Pune based consumer lending startup Fibe is exploring generative AI applications in customer service and risk assessment. It recently released a chatbot supported by LLMs via Amazon Bedrock, which has improved its customer support efficiency by 30%.
At AWS Fintech Forum held in Bengaluru earlier this month, AIM caught up with Anil Sinha, chief technology officer of Fibe. He said that the team finds Anthropic’s Claude 3, hosted on Bedrock, most useful for their work. The company also employs Amazon Comprehend for natural language processing, which is used to analyse sentiment and quality in customer calls.
Amazon Bedrock provides the choice of top-notch models from both Amazon’s own first-party offerings (like Amazon Titan)and various third-party models. This includes families of foundational models from AI-focused companies like Meta, AI21 Labs, Anthropic, Cohere, AI21, Mistral, Stability AI, and more. Last year, Amazon invested $4 billion in Anthropic.
“The investments made with Anthropic and others is helping us to bring this choice to customers, but then customers can also use open source models with Hugging Face set up on SageMaker”, Pandurang Nayak, head of startup solutions architects AWS India, told AIM at the event.
Fibe’s Growth Story
“We have been using AWS for the past seven to eight years now which went from a single-product offering to a diverse portfolio that now includes personal loans, embedded finance, and more,” Sinha told AIM. He said that this expansion was facilitated by AWS’ robust infrastructure, which provided the scalability and security necessary to manage increased demand and complexity.
Fibe primarily caters to young salaried professionals and has been able to disburse more than six million loans worth ₹20,000 crore in near real-time since its inception. The startup leverages AWS ML services to streamline KYC processing, employing features such as optical character recognition, face match, and selfie deduplication.
Along similar lines, it has developed FibeShield, a proprietary algorithm-based product, crafted with AWS tools such as Amazon Neptune, AWS Lambda, and Amazon S3. FibeShield uses graph ML, device fingerprinting, and geo-fencing to effectively identify fraud by revealing hidden connections and duplications among users.
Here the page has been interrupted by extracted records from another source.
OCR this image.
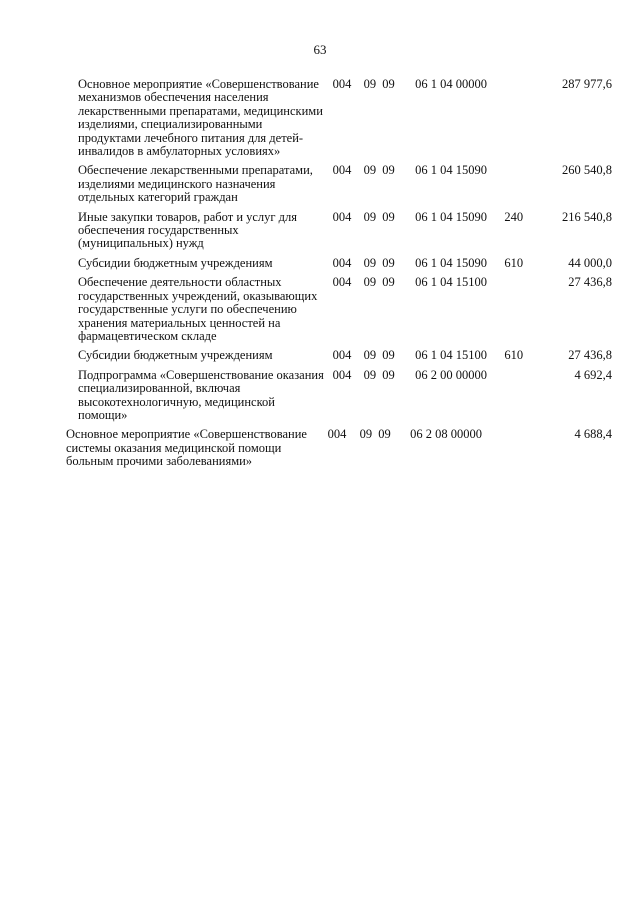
63
Основное мероприятие «Совершенствование механизмов обеспечения населения лекарственными препаратами, медицинскими изделиями, специализированными продуктами лечебного питания для детей-инвалидов в амбулаторных условиях»	004	09	09	06 1 04 00000		287 977,6

Обеспечение лекарственными препаратами, изделиями медицинского назначения отдельных категорий граждан	004	09	09	06 1 04 15090		260 540,8

Иные закупки товаров, работ и услуг для обеспечения государственных (муниципальных) нужд	004	09	09	06 1 04 15090	240	216 540,8

Субсидии бюджетным учреждениям	004	09	09	06 1 04 15090	610	44 000,0

Обеспечение деятельности областных государственных учреждений, оказывающих государственные услуги по обеспечению хранения материальных ценностей на фармацевтическом складе	004	09	09	06 1 04 15100		27 436,8

Субсидии бюджетным учреждениям	004	09	09	06 1 04 15100	610	27 436,8

Подпрограмма «Совершенствование оказания специализированной, включая высокотехнологичную, медицинской помощи»	004	09	09	06 2 00 00000		4 692,4

Основное мероприятие «Совершенствование системы оказания медицинской помощи больным прочими заболеваниями»	004	09	09	06 2 08 00000		4 688,4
“AWS credits and the Activate program have been helpful in providing us with resources to experiment freely from the time we started out. The support from AWS, including technical advice and regulatory guidance, has enabled us to focus more on innovation rather than infrastructure management,” added Sinha.
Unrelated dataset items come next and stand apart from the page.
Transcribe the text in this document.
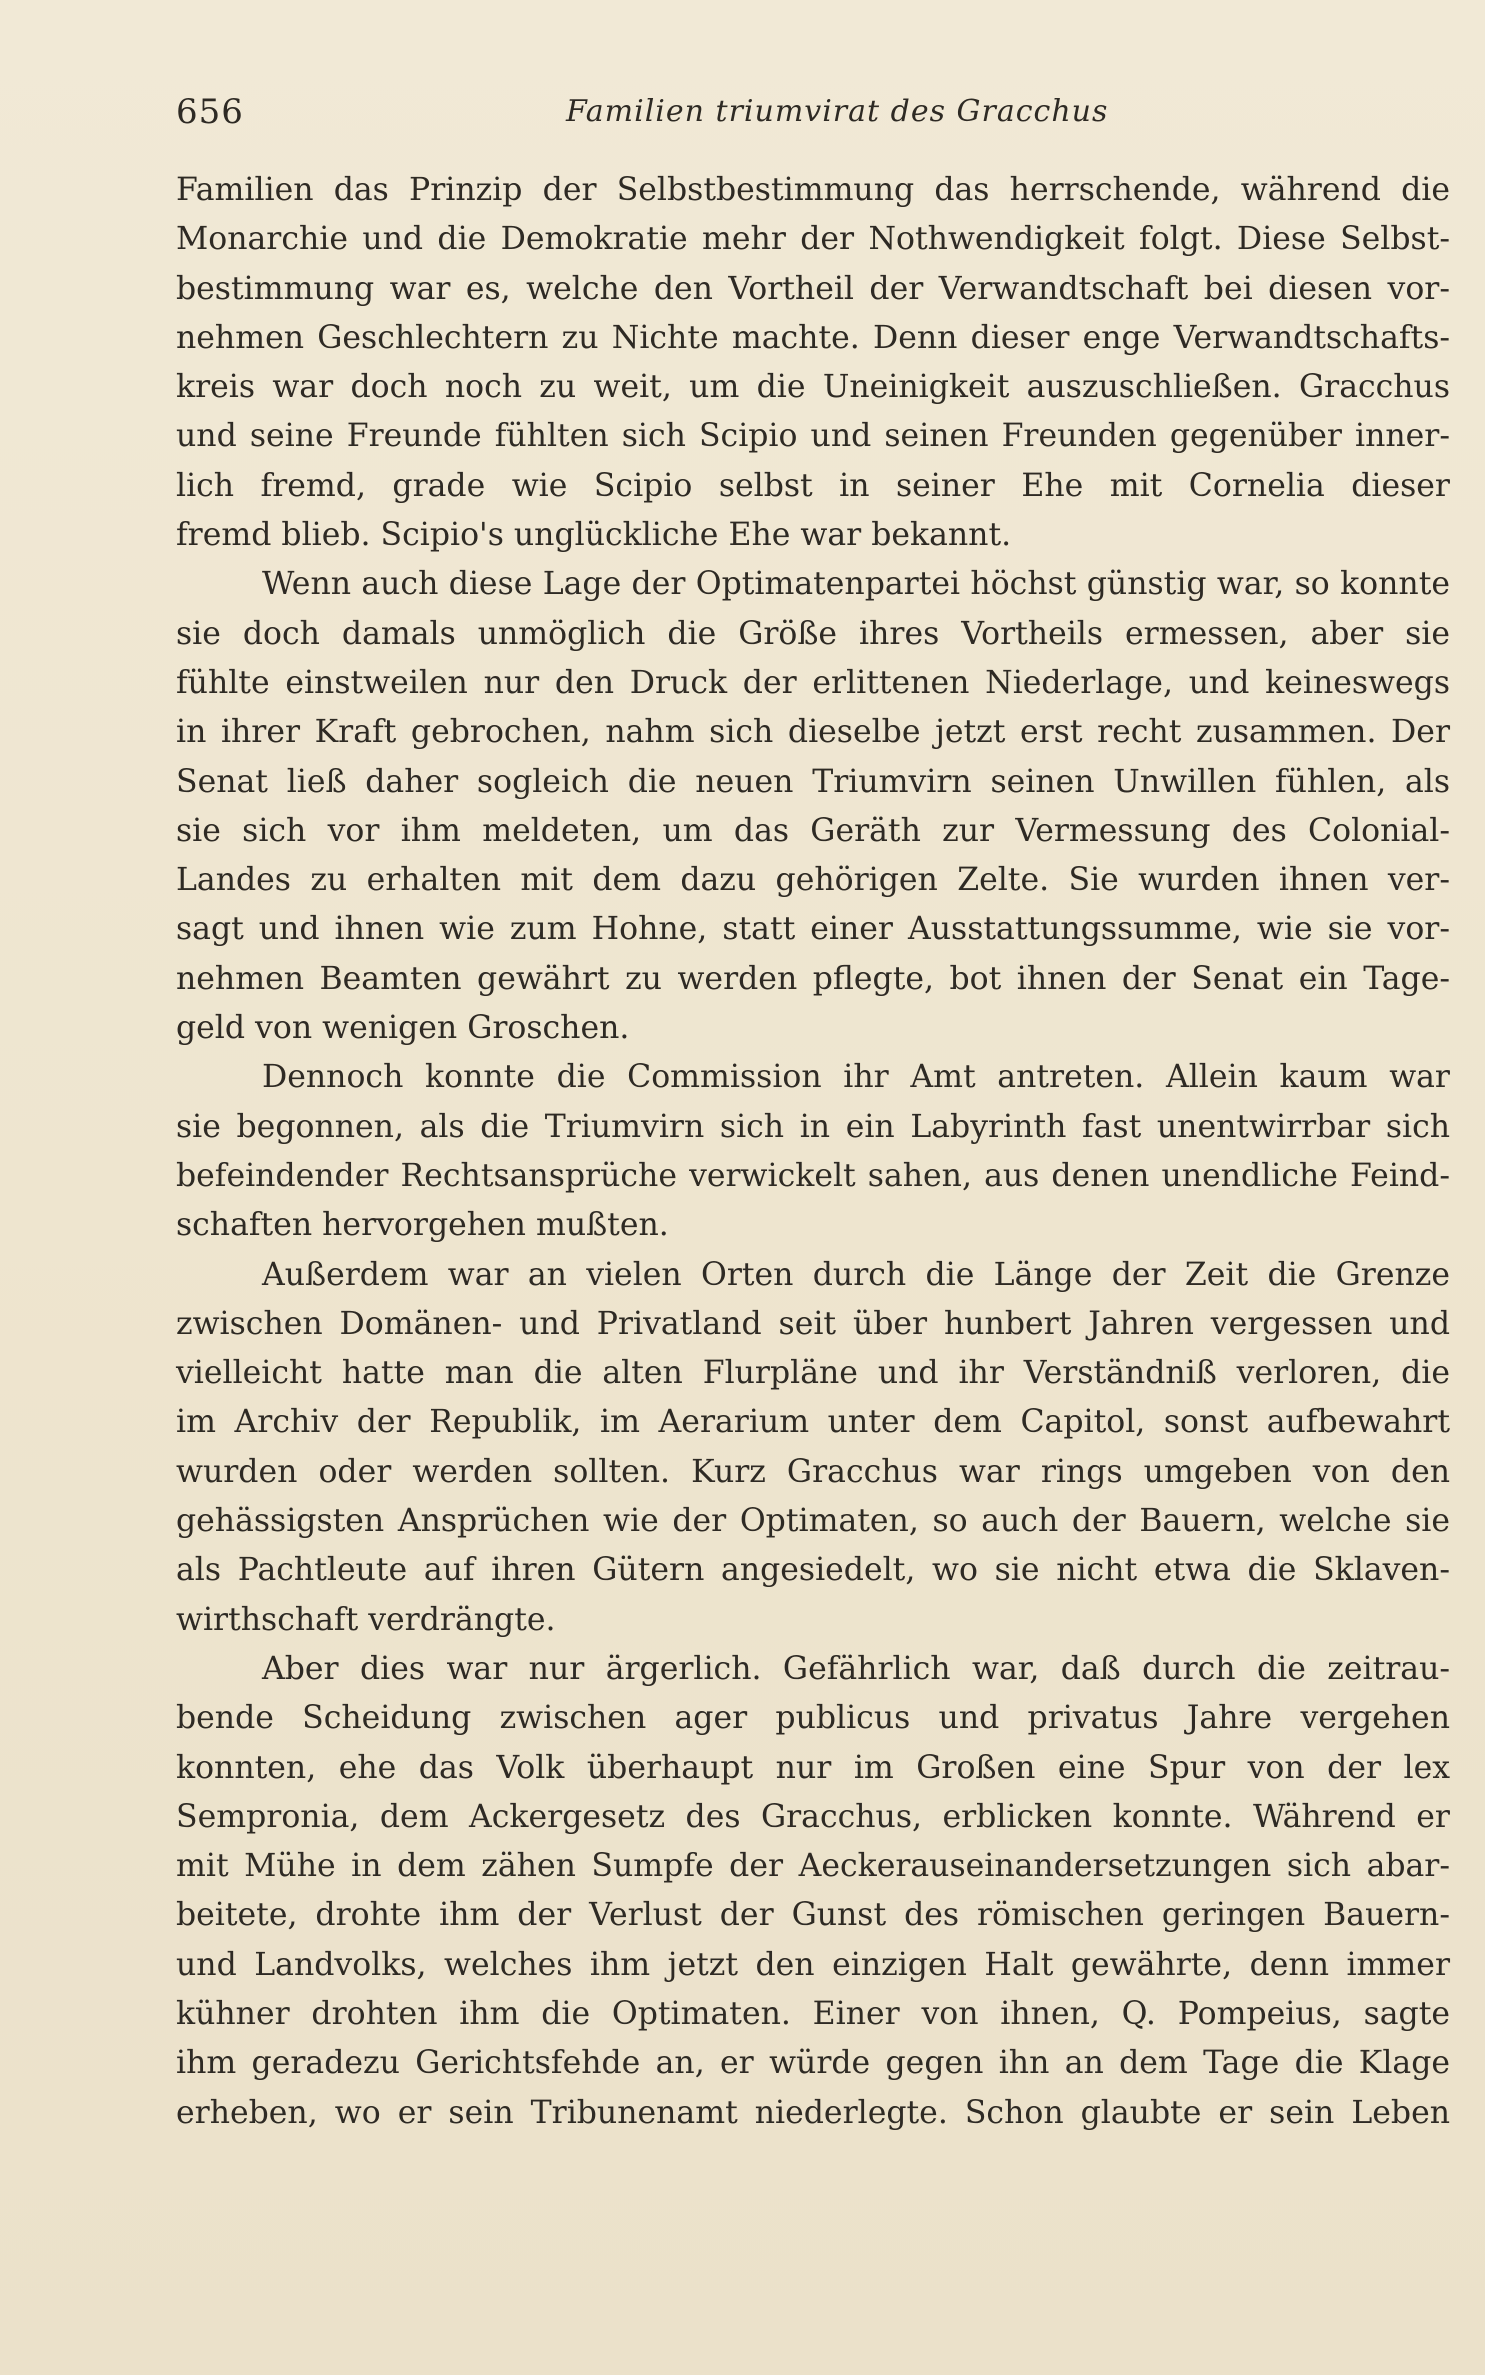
656	Familien triumvirat des Gracchus
Familien das Prinzip der Selbstbestimmung das herrschende, während die
Monarchie und die Demokratie mehr der Nothwendigkeit folgt. Diese Selbst-
bestimmung war es, welche den Vortheil der Verwandtschaft bei diesen vor-
nehmen Geschlechtern zu Nichte machte. Denn dieser enge Verwandtschafts-
kreis war doch noch zu weit, um die Uneinigkeit auszuschließen. Gracchus
und seine Freunde fühlten sich Scipio und seinen Freunden gegenüber inner-
lich fremd, grade wie Scipio selbst in seiner Ehe mit Cornelia dieser
fremd blieb. Scipio's unglückliche Ehe war bekannt.
Wenn auch diese Lage der Optimatenpartei höchst günstig war, so konnte
sie doch damals unmöglich die Größe ihres Vortheils ermessen, aber sie
fühlte einstweilen nur den Druck der erlittenen Niederlage, und keineswegs
in ihrer Kraft gebrochen, nahm sich dieselbe jetzt erst recht zusammen. Der
Senat ließ daher sogleich die neuen Triumvirn seinen Unwillen fühlen, als
sie sich vor ihm meldeten, um das Geräth zur Vermessung des Colonial-
Landes zu erhalten mit dem dazu gehörigen Zelte. Sie wurden ihnen ver-
sagt und ihnen wie zum Hohne, statt einer Ausstattungssumme, wie sie vor-
nehmen Beamten gewährt zu werden pflegte, bot ihnen der Senat ein Tage-
geld von wenigen Groschen.
Dennoch konnte die Commission ihr Amt antreten. Allein kaum war
sie begonnen, als die Triumvirn sich in ein Labyrinth fast unentwirrbar sich
befeindender Rechtsansprüche verwickelt sahen, aus denen unendliche Feind-
schaften hervorgehen mußten.
Außerdem war an vielen Orten durch die Länge der Zeit die Grenze
zwischen Domänen- und Privatland seit über hunbert Jahren vergessen und
vielleicht hatte man die alten Flurpläne und ihr Verständniß verloren, die
im Archiv der Republik, im Aerarium unter dem Capitol, sonst aufbewahrt
wurden oder werden sollten. Kurz Gracchus war rings umgeben von den
gehässigsten Ansprüchen wie der Optimaten, so auch der Bauern, welche sie
als Pachtleute auf ihren Gütern angesiedelt, wo sie nicht etwa die Sklaven-
wirthschaft verdrängte.
Aber dies war nur ärgerlich. Gefährlich war, daß durch die zeitrau-
bende Scheidung zwischen ager publicus und privatus Jahre vergehen
konnten, ehe das Volk überhaupt nur im Großen eine Spur von der lex
Sempronia, dem Ackergesetz des Gracchus, erblicken konnte. Während er
mit Mühe in dem zähen Sumpfe der Aeckerauseinandersetzungen sich abar-
beitete, drohte ihm der Verlust der Gunst des römischen geringen Bauern-
und Landvolks, welches ihm jetzt den einzigen Halt gewährte, denn immer
kühner drohten ihm die Optimaten. Einer von ihnen, Q. Pompeius, sagte
ihm geradezu Gerichtsfehde an, er würde gegen ihn an dem Tage die Klage
erheben, wo er sein Tribunenamt niederlegte. Schon glaubte er sein Leben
Since its inception in 2013, AWS Activate has provided $6 billion in credits to startups around the globe to help them build solutions in the cloud.
Why Enterprises Choose AWS
Besides Fibe, Nayak highlighted several success stories demonstrating the scalability AWS offers. “One such success story is with EaseBuzz, a Pune-based company that grew fourfold in two years using AWS Spot Instances, optimising their infrastructure costs while scaling their operations massively,” he added.
Another example is fintech startup Ring, whose data science team has been using its tools like Amazon Rekognition and Amazon Textract to process customer data rapidly, reducing its NPA by almost 20-25% and improving overall collection efficiency by 30%. Its loan application processing times have also halved.
“We’ve always worked backwards from what our customer needs are. In fact, 90% of the features in our products are developed from customer feedback, while the remaining 10% come from developments like AWS Lambda. We maintain this approach as part of our culture, continuously adapting to what customers need and offering them the flexibility to use technology in various ways,” added Nayak.
Other startups include Yubi, inVOID, Decentro, Setu, PayU, Fibe, and so on.
AWS has been instrumental in shaping early-stage startups through programs like the AWS Activate Program, Startup Architecture Challenge, AccelerateHer Program, Public Sector Startup Ramp, and more.
Looking ahead, AWS is committed to continuing its support for startups by enhancing its service offerings and reducing the “undifferentiated heavy lifting” that often slows down innovation. The goal is to allow startups to focus more on their core products and customer experiences rather than on managing infrastructure.